30 Nisan 2014 Çarşamba

Dursun Ali Tökel Neden Yazmıyor?

Mesleği insan davranışları olanlar insanı sınıflandırmayı sever. İlle de bir kategoriye girmeli ya da bir yerde tanımlanmalıdır insan. Bu insanın kendiliğini keşfinden sonra önemli bir haslet olup çıkmıştır. Her ne kadar bazı kusurları sayılsa, herkesi bir çerçevede toplamak mümkün olmasa da şimdi de bir kategorilerime işine de biz girişelim. Her sınıflama bir hatayı içerir düsturunu unutmadan…

İnsan kısım kısım… Kimi okur. Kimi yazar. Kimi konuşur. Kimi yapar.

Okur insan; kitapların peşindedir. Okudukça derinleşir. Detayların, estetiğin ve ruhun hasreti onda yeni okumalara neden olur. Dünyasını okumaları ile şekillendirir. En nihayetinde okuduğundan dünyaya,  dünyadan okuduklarına ulaşır. Kendine bir anlam yapar sayfaların arasından. Anlamında daralır, ya da anlamı açar onu yeni dünyalara.

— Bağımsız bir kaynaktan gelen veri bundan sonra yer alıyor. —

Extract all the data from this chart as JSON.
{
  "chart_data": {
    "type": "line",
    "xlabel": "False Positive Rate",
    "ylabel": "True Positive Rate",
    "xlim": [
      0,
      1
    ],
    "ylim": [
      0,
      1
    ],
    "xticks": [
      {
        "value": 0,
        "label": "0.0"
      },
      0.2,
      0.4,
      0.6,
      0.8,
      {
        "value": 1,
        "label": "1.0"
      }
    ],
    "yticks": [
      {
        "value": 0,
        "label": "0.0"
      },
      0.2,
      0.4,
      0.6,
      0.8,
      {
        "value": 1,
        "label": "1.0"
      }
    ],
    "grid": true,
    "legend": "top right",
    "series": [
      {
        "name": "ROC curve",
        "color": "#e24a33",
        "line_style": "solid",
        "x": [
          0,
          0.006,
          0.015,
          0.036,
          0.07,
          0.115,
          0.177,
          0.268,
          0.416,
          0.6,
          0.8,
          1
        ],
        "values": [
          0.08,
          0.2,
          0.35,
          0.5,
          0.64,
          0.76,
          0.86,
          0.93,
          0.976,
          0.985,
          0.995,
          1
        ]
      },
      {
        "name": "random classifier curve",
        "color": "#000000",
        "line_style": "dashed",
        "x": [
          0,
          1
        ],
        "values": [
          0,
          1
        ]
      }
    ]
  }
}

Yazan insan; sözün ötelere ulaşmasının ancak yazıyla mümkün olduğu bilincini kavramıştır. Yazmak eyleminin derinliğine dair bir inanç taşır. Bilir ki söz uçar yazı kalır. Her kalem darbesi, klavye tıkırtısı ile eritir karanlığı. Kelimeleri seçerken bir dünya tercihinde bulunur.

Konuşan insan; sözün büyüsüne kapılmıştır. Söz, ki; başı eden yerinden, onun için eylemin merkezidir. Söz etmek, söze gelmek, söz edilmek, sözünü esirgememek için yaşar. Sözde olmak, var olmak gibidir. Sözü geçiyorsa eğer gücün başka bir delili aranmaz. Sözü edilmiyorsa heyhat… ne hüzün, ne hüsran.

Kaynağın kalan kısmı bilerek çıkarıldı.